Ukraine and Russia getting closer to a peace deal?

Ukrainian Presidential Press Office via AP

You’ll recall that Russia has four demands, although each can and will be defined broadly or narrowly depending upon how well their army is faring on the battlefield.

Turkish sources tell the Financial Times this morning that the two sides are inching closer on the first three, although whether Putin is sincere or just playing for time by negotiating is anyone’s guess.

Turkey, which is mediating in the talks alongside Israel, said Ukraine and Russia had made significant progress on Kyiv declaring neutrality and abandoning its drive for Nato membership, “demilitarising” Ukraine in exchange for collective security guarantees, what Russia calls “denazification”, and lifting restrictions on the use of Russian in Ukraine.

A possible agreement would require Russia to announce a ceasefire and withdraw its troops from Ukrainian territory to the positions they had been in when Russian president Vladimir Putin launched the invasion on February 24.

It is likely that a compromise would involve Kyiv making token concessions by banning certain groups or changing the names of streets named after Ukrainian partisans who fought alongside Nazi Germany against the USSR in the second world war, said two people briefed on the talks.

“Denazification” was originally code for toppling Zelensky’s government and replacing it with a Russian puppet regime. The fact that it’s apparently been watered down to renaming some streets is all you need to know about how well the war has gone for Russia so far.

The sticking point will be territory. Unless his army breaks down completely, it’s hard to imagine Putin will withdraw without a concession in the form of land. He’ll need something concrete to point to as justification for the war, and Ukraine agreeing to lift restrictions on the speaking of Russian ain’t it. Zelensky reiterated to CNN this morning that his country won’t concede any territory, however. And American hawks like Liz Cheney are adamant that Putin shouldn’t be rewarded for his aggression by getting to carve off pieces of Ukraine, especially when his army has performed so badly. As eager as everyone is to see the shooting stop, that eagerness shouldn’t justify a hasty capitulation.

Ukrainians are in no mood for one either:

Ninety-three percent believe — or claim to believe when asked by a pollster — that they’re going to win. Are they right?

They’ve won the first phase of the campaign, the Institute for the Study of War concluded in an assessment published last night:

Ukrainian forces have defeated the initial Russian campaign of this war. That campaign aimed to conduct airborne and mechanized operations to seize Kyiv, Kharkiv, Odesa, and other major Ukrainian cities to force a change of government in Ukraine. That campaign has culminated. Russian forces continue to make limited advances in some parts of the theater but are very unlikely to be able to seize their objectives in this way. The doctrinally sound Russian response to this situation would be to end this campaign, accept a possibly lengthy operational pause, develop the plan for a new campaign, build up resources for that new campaign, and launch it when the resources and other conditions are ready. The Russian military has not yet adopted this approach. It is instead continuing to feed small collections of reinforcements into an ongoing effort to keep the current campaign alive. We assess that that effort will fail.

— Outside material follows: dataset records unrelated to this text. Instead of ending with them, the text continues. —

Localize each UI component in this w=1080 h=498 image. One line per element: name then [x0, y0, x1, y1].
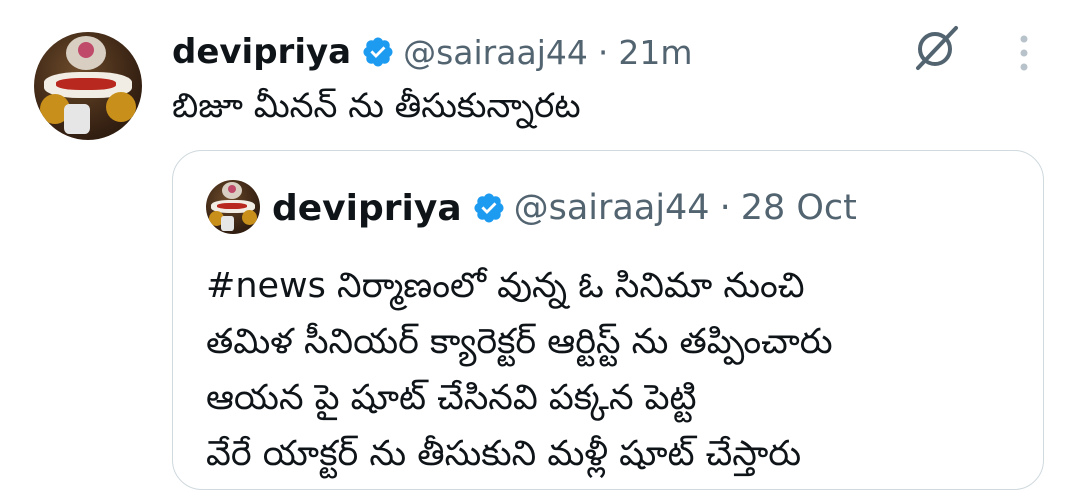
quoted-text-line: ఆయన పై షూట్ చేసినవి పక్కన పెట్టి: [206, 378, 697, 418]
quoted-author-avatar: [206, 180, 260, 234]
quoted-tweet-text: #news నిర్మాణంలో వున్న ఓ సినిమా నుంచి తమ…: [206, 258, 833, 482]
quoted-author-name: devipriya: [272, 187, 462, 229]
quoted-tweet-timestamp: 28 Oct: [740, 188, 857, 228]
verified-badge-icon: [472, 191, 506, 225]
author-handle[interactable]: @sairaaj44: [403, 33, 588, 72]
separator-dot: ·: [719, 188, 731, 228]
separator-dot: ·: [597, 32, 609, 72]
quoted-text-line: వేరే యాక్టర్ ను తీసుకుని మళ్లీ షూట్ చేస్…: [206, 434, 802, 474]
author-avatar[interactable]: [34, 32, 142, 140]
tweet-text: బిజూ మీనన్ ను తీసుకున్నారట: [172, 86, 581, 126]
quoted-tweet-header: devipriya @sairaaj44 · 28 Oct: [272, 182, 857, 234]
tweet-timestamp[interactable]: 21m: [618, 33, 692, 72]
grok-icon[interactable]: [906, 24, 964, 74]
quoted-text-line: తమిళ సీనియర్ క్యారెక్టర్ ఆర్టిస్ట్ ను తప…: [206, 322, 833, 362]
quoted-author-handle: @sairaaj44: [513, 188, 710, 228]
tweet-header: devipriya @sairaaj44 · 21m: [172, 28, 693, 76]
quoted-text-line: #news నిర్మాణంలో వున్న ఓ సినిమా నుంచి: [206, 266, 805, 306]
more-vertical-icon[interactable]: [1006, 30, 1042, 76]
verified-badge-icon: [361, 35, 395, 69]
author-name[interactable]: devipriya: [172, 32, 351, 72]
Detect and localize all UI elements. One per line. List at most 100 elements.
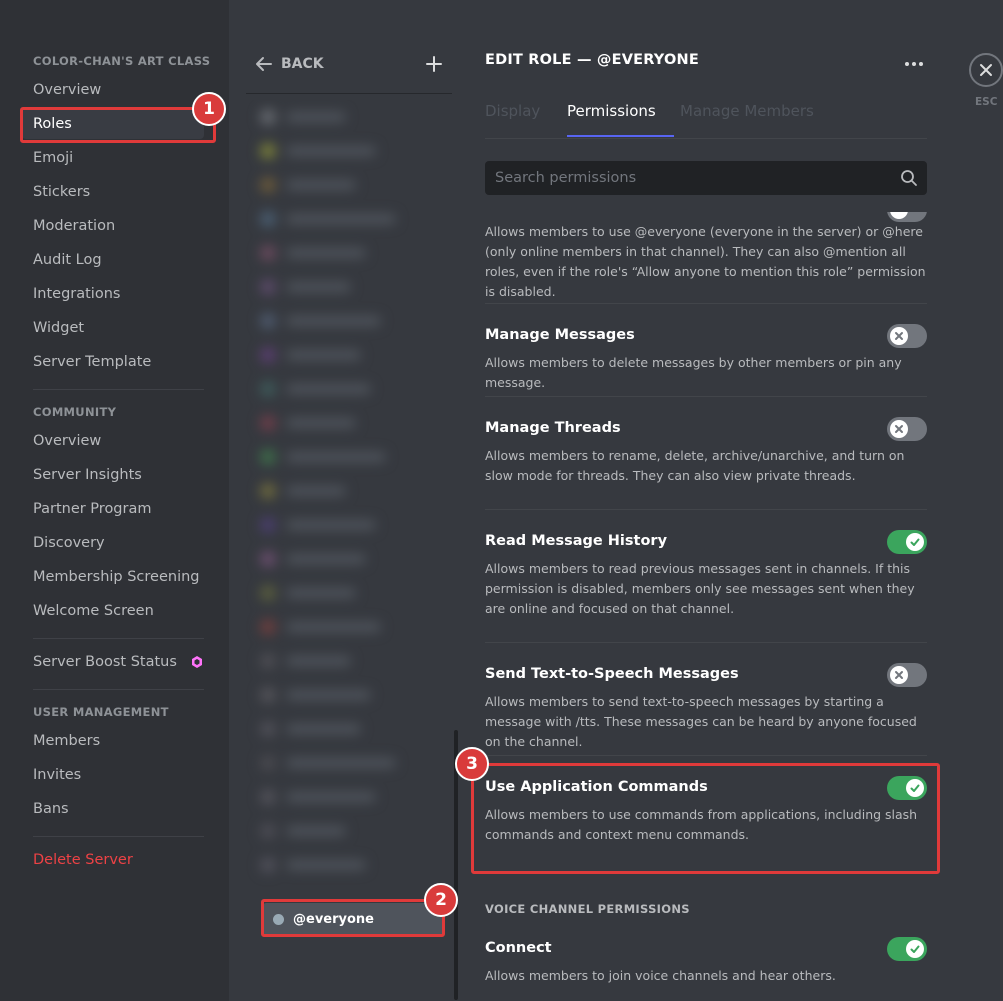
- blurred-role-row: [246, 814, 452, 848]
- permission-manage-messages: Manage Messages Allows members to delete…: [485, 327, 927, 393]
- permissions-list[interactable]: Allows members to use @everyone (everyon…: [460, 212, 1003, 1001]
- check-icon: [910, 945, 920, 953]
- sidebar-item-server-template[interactable]: Server Template: [22, 347, 204, 377]
- server-name-header: COLOR-CHAN'S ART CLASS: [33, 54, 211, 68]
- sidebar-item-emoji[interactable]: Emoji: [22, 143, 204, 173]
- blurred-role-row: [246, 134, 452, 168]
- close-icon: [980, 64, 992, 76]
- blurred-role-row: [246, 168, 452, 202]
- permission-connect: Connect Allows members to join voice cha…: [485, 940, 927, 986]
- back-label: BACK: [281, 56, 324, 72]
- sidebar-divider: [33, 689, 204, 690]
- search-icon: [901, 170, 917, 186]
- permission-send-tts-messages: Send Text-to-Speech Messages Allows memb…: [485, 666, 927, 752]
- blurred-role-row: [246, 372, 452, 406]
- sidebar-item-server-insights[interactable]: Server Insights: [22, 460, 204, 490]
- back-button[interactable]: BACK: [255, 52, 324, 76]
- sidebar-divider: [33, 638, 204, 639]
- sidebar-item-community-overview[interactable]: Overview: [22, 426, 204, 456]
- permission-name: Manage Threads: [485, 420, 621, 436]
- sidebar-item-integrations[interactable]: Integrations: [22, 279, 204, 309]
- connect-toggle[interactable]: [887, 937, 927, 961]
- permission-name: Send Text-to-Speech Messages: [485, 666, 739, 682]
- permission-name: Read Message History: [485, 533, 668, 549]
- roles-panel: BACK @everyone: [229, 0, 460, 1001]
- more-options-icon[interactable]: [900, 54, 928, 74]
- sidebar-item-delete-server[interactable]: Delete Server: [22, 845, 204, 875]
- mention-everyone-toggle[interactable]: [887, 212, 927, 222]
- sidebar-item-partner-program[interactable]: Partner Program: [22, 494, 204, 524]
- tab-permissions[interactable]: Permissions: [567, 102, 656, 120]
- read-message-history-toggle[interactable]: [887, 530, 927, 554]
- permission-divider: [485, 509, 927, 510]
- highlight-box-everyone: [261, 899, 445, 937]
- sidebar-item-members[interactable]: Members: [22, 726, 204, 756]
- permission-description: Allows members to rename, delete, archiv…: [485, 448, 905, 483]
- blurred-role-row: [246, 678, 452, 712]
- permission-description: Allows members to use @everyone (everyon…: [485, 224, 926, 299]
- add-role-plus-icon[interactable]: [423, 52, 445, 76]
- blurred-role-row: [246, 406, 452, 440]
- blurred-role-list: [246, 100, 452, 890]
- sidebar-item-stickers[interactable]: Stickers: [22, 177, 204, 207]
- tab-manage-members[interactable]: Manage Members: [680, 102, 814, 120]
- permission-divider: [485, 396, 927, 397]
- blurred-role-row: [246, 236, 452, 270]
- tab-display[interactable]: Display: [485, 102, 540, 120]
- blurred-role-row: [246, 100, 452, 134]
- settings-sidebar: COLOR-CHAN'S ART CLASS Overview Roles Em…: [0, 0, 229, 1001]
- blurred-role-row: [246, 712, 452, 746]
- manage-threads-toggle[interactable]: [887, 417, 927, 441]
- sidebar-item-widget[interactable]: Widget: [22, 313, 204, 343]
- page-title: EDIT ROLE — @EVERYONE: [485, 52, 699, 68]
- active-tab-indicator: [567, 135, 674, 137]
- sidebar-item-label: Server Boost Status: [33, 654, 177, 670]
- highlight-box-application-commands: [471, 763, 940, 874]
- sidebar-divider: [33, 836, 204, 837]
- blurred-role-row: [246, 202, 452, 236]
- sidebar-item-welcome-screen[interactable]: Welcome Screen: [22, 596, 204, 626]
- step-badge-2: 2: [424, 883, 458, 917]
- permission-description: Allows members to join voice channels an…: [485, 968, 836, 983]
- community-header: COMMUNITY: [33, 405, 117, 419]
- blurred-role-row: [246, 576, 452, 610]
- sidebar-item-membership-screening[interactable]: Membership Screening: [22, 562, 204, 592]
- sidebar-item-moderation[interactable]: Moderation: [22, 211, 204, 241]
- blurred-role-row: [246, 644, 452, 678]
- blurred-role-row: [246, 474, 452, 508]
- blurred-role-row: [246, 848, 452, 882]
- toggle-knob: [906, 533, 924, 551]
- search-permissions-input[interactable]: [485, 161, 927, 195]
- role-tabs: Display Permissions Manage Members: [485, 96, 927, 139]
- permission-divider: [485, 303, 927, 304]
- blurred-role-row: [246, 440, 452, 474]
- close-button[interactable]: [969, 53, 1003, 87]
- blurred-role-row: [246, 508, 452, 542]
- toggle-knob: [890, 420, 908, 438]
- voice-permissions-header: VOICE CHANNEL PERMISSIONS: [485, 902, 690, 916]
- blurred-role-rows: [246, 100, 452, 882]
- sidebar-item-server-boost-status[interactable]: Server Boost Status: [22, 647, 204, 677]
- check-icon: [910, 538, 920, 546]
- sidebar-item-invites[interactable]: Invites: [22, 760, 204, 790]
- sidebar-item-bans[interactable]: Bans: [22, 794, 204, 824]
- permission-description: Allows members to send text-to-speech me…: [485, 694, 917, 749]
- sidebar-item-discovery[interactable]: Discovery: [22, 528, 204, 558]
- blurred-role-row: [246, 746, 452, 780]
- permission-description: Allows members to delete messages by oth…: [485, 355, 902, 390]
- sidebar-item-audit-log[interactable]: Audit Log: [22, 245, 204, 275]
- blurred-role-row: [246, 542, 452, 576]
- sidebar-item-overview[interactable]: Overview: [22, 75, 204, 105]
- send-tts-messages-toggle[interactable]: [887, 663, 927, 687]
- boost-gem-icon: [192, 656, 202, 668]
- manage-messages-toggle[interactable]: [887, 324, 927, 348]
- blurred-role-row: [246, 270, 452, 304]
- blurred-role-row: [246, 610, 452, 644]
- permission-description: Allows members to read previous messages…: [485, 561, 915, 616]
- permission-divider: [485, 642, 927, 643]
- step-badge-3: 3: [455, 747, 489, 781]
- arrow-left-icon: [256, 57, 272, 71]
- user-management-header: USER MANAGEMENT: [33, 705, 169, 719]
- x-icon: [895, 425, 903, 433]
- permission-read-message-history: Read Message History Allows members to r…: [485, 533, 927, 619]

Russian forces have finally entered Mariupol in southeast Ukraine after weeks of laying siege to it but the ISW projects that taking the city won’t do much at this point to strengthen Russia’s ability to advance elsewhere. “The block-by-block fighting in Mariupol itself is costing the Russian military time, initiative, and combat power,” they write. “If and when Mariupol ultimately falls the Russian forces now besieging it may not be strong enough to change the course of the campaign dramatically by attacking to the west.”

With Russia’s advance stalled and the Ukrainians focused on defending major cities, the conflict appears headed for stalemate. How long that stalemate lasts depends on whether Russia can keep its forces supplied until the bombing and starvation wear down Ukrainian morale. “Just that they’re talking about resupply and re-sourcing tells you they are beginning to get concerned about longevity here,” said one top Pentagon official to WaPo of Russia’s request for help from China and Syria. On that note, read Trent Telenko’s thread about the logistical trouble Putin’s army is having keeping its supply trucks in working order. A stark prediction:

There’s been heavy attrition in manpower too, of course. Reports are circulating of Belarusian hospitals filling up with wounded Russian soldiers. U.S. officials estimate that 75 percent of Russia’s combat-ready force is deployed in Ukraine; if the estimates of 25-30,000 casualties so far are accurate, it means around a third of their main combat troops are out of action after less than a month of war.

What breaks first, the Russian war machine or the Ukrainian people’s will to resist? Putin is pursuing a strategy of maximum terror to wear them down:

He may begin terrorizing western officials too:

The greater the risk of the conflict escalating into a regional war, the more pressure the U.S. and EU will put on Zelensky to come to terms with Putin before it does.

Here he is today on CNN insisting that negotiations must proceed because the alternative is World War III. That’s exactly the logic that’ll be used by his own allies to try to get him to accept a bad deal.